At this point we want to inform you about the disease and that there are ways and means to make life as worth living as possible for your children and to manage the problems that are bound to occur. If you are interested in a more detailed description, you can find more under publications.
Prominent features are a large head, a broad nose with a flat nasal root, flattened eye sockets with protruding eyes, thick bulging lips with large, ev. protruding tongue. Hair is stiffer than usual, eyebrows are bushier, and all body hair is thicker than normal. The ears are large. Possess long fleshy earlobes. The head has a special shape, the forehead is strongly bulging, the diameter from the forehead to the occiput is enlarged.
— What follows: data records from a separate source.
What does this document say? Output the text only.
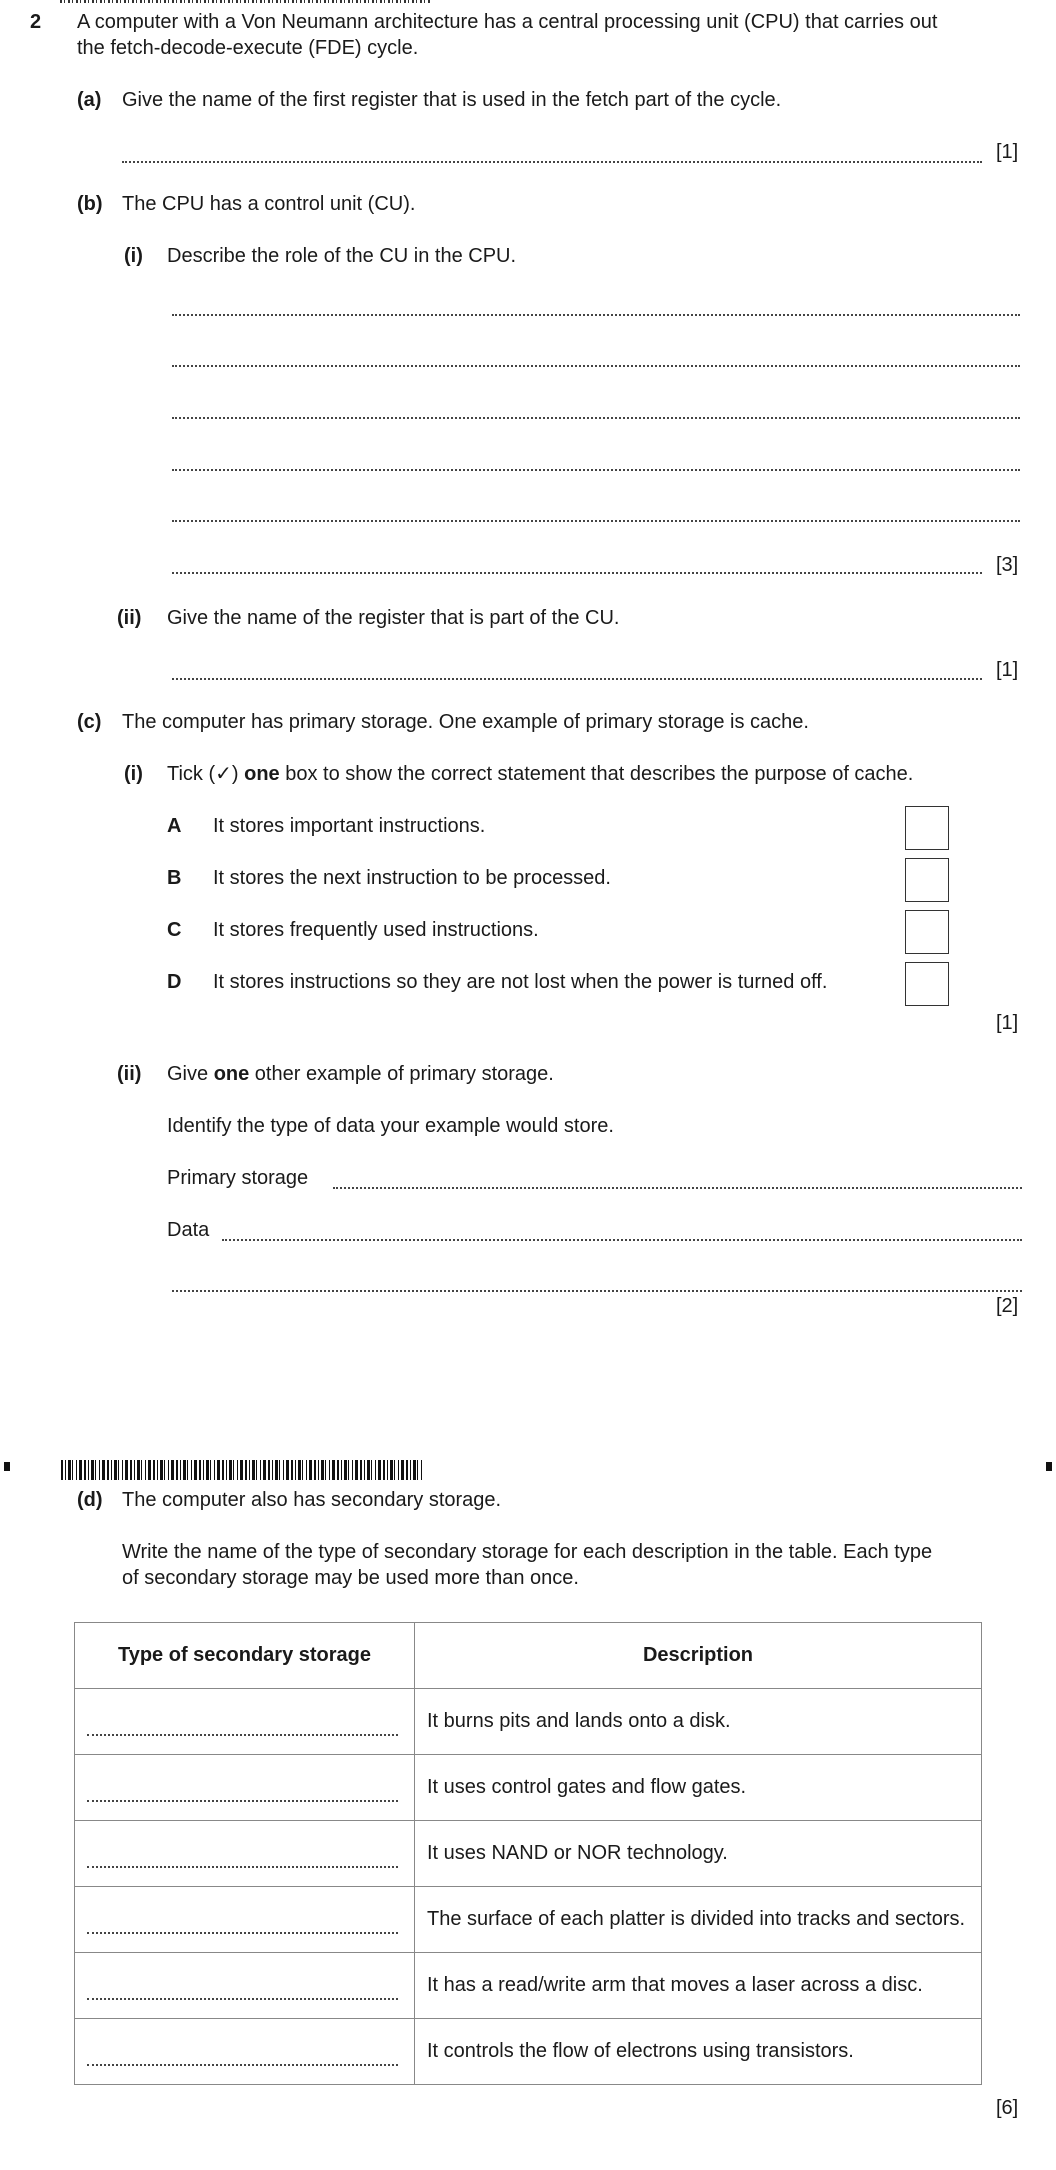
2 A computer with a Von Neumann architecture has a central processing unit (CPU) that carries out
the fetch-decode-execute (FDE) cycle.
(a) Give the name of the first register that is used in the fetch part of the cycle.
[1]
(b) The CPU has a control unit (CU).
(i) Describe the role of the CU in the CPU.
[3]
(ii) Give the name of the register that is part of the CU.
[1]
(c) The computer has primary storage. One example of primary storage is cache.
(i) Tick (✓) one box to show the correct statement that describes the purpose of cache.
A It stores important instructions.
B It stores the next instruction to be processed.
C It stores frequently used instructions.
D It stores instructions so they are not lost when the power is turned off.
[1]
(ii) Give one other example of primary storage.
Identify the type of data your example would store.
Primary storage
Data
[2]
(d) The computer also has secondary storage.
Write the name of the type of secondary storage for each description in the table. Each type
of secondary storage may be used more than once.
Type of secondary storage	Description

	It burns pits and lands onto a disk.

	It uses control gates and flow gates.

	It uses NAND or NOR technology.

	The surface of each platter is divided into tracks and sectors.

	It has a read/write arm that moves a laser across a disc.

	It controls the flow of electrons using transistors.
[6]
Children have a large abdomen due to enlargement of the liver and spleen, and umbilical and inguinal hernias occur at a very early age. The thorax is altered in the sense of a chicken or funnel chest. The body size varies with the severity of the disease process. The children often do not grow taller than 100 cm. The intelligence is limited. What has already been learned is unlearned. However, there is a wide variation in this as well. Some children can only speak a few words, while others can speak well and read a bit. It is important for parents to teach their Hurler babies as much as possible before the disease progresses. Even if the child begins to forget learned things, amazing remnants of skills remain. The children will still be able to understand and enjoy life even if they lose the ability to speak.
Problem areas nose, throat, lungs
Because the bridge of the nose is flattened and the airways behind the nose are narrower than usual, airway obstruction occurs easily. One of the less attractive features of Hurler children is the constant trickling of thick mucus from the nose, which occurs even without specific infection. The tonsils may be enlarged. Partially constrict the airway. The neck is short, the trachea is stiffened and constricted by stored material.
The shape of the rib cage is abnormal and the connection between the ribs and the sternum is not as mobile as it should be. The chest is rigid as a result and cannot move freely enough to allow the lungs to breathe in enough air. The diaphragm is also curved upward due to the enlarged liver and spleen, which further restricts the space for the lungs. The lung tie is thickened by stored material and thus stiffer.
Secretion of mucus is increased, making it even more difficult for the affected person to clear it, as MPS patients cannot take such a deep breath to cough it out properly. However, if the secretions from the lungs are not completely emptied, it means an increased risk of infections, which can lead to scarring and thus further narrowing.
Many sick children breathe very noisily, even when they do not have an infection. At night they may be restless and snore. Sometimes the child may stop breathing for a short time (sleep apnea). It is therefore important to note that many children can breathe like this for many years.
Cardiac problems are common in Hurler patients, but they don't necessarily lead to complications. In Hurler patients, the brain enlarges due to the storage of mucopolysaccharides. This leads to a disturbance of the cerebrospinal fluid circulation, so that the intracranial prere increases. A shunt may be needed to drain the fluid.
Vision may be limited due to corneal clouding. Glaucoma, an unnaturally high prere in the eye, can sometimes occur and damage the ocular nerve. The retina (the light-sensitive skin in the back of the eyeball) may also be affected.
Hearing loss in children has several causes: Conductive hearing loss due to frequent infections, or sensorineural hearing loss due to mucopolysaccharide storage in the sensory cells. It is important for all children with MPS to have their hearing checked regularly and for problems to be treated as early as possible to give the child as many chances as possible to learn and communicate. The skin is thickened. Little elasticity. Sweating and cold hands or feet are common problems in Hurler children because the temperature center in the brain is damaged.
Because the vertebral bodies are not properly formed, kyphosis often occurs, which does not actually need to be treated. All patients with MPS I suffer from hip dislocation, but treatment is not always advisable or necessary.
Stiff joints frequently occur in all forms of this disease. Mobility is limited, especially in the shoulder and elbow joints. The formation of so-called claw hands results from the stiffening of the fingers and the general thickening of the skin. The thickening of the ligaments between the carpal bones can lead to the development of carpal tunnel syndrome with loss of pain and sensation.
Many MPS I patients have bent knees and hips when standing and walking. This, together with a shortened Achilles tendon, causes them to walk on their toes. Sometimes knock knees are found, but these are not usually treated. The feet are wide and stiff with curved toes, similar to the hands. The teeth have wide spacing. Are covered with inferior enamel. It is important to take good care of the teeth, because tooth decay can cause pain. Teeth must be brushed regularly and if the water does not contain enough fluorine, give your child fluorine tablets daily.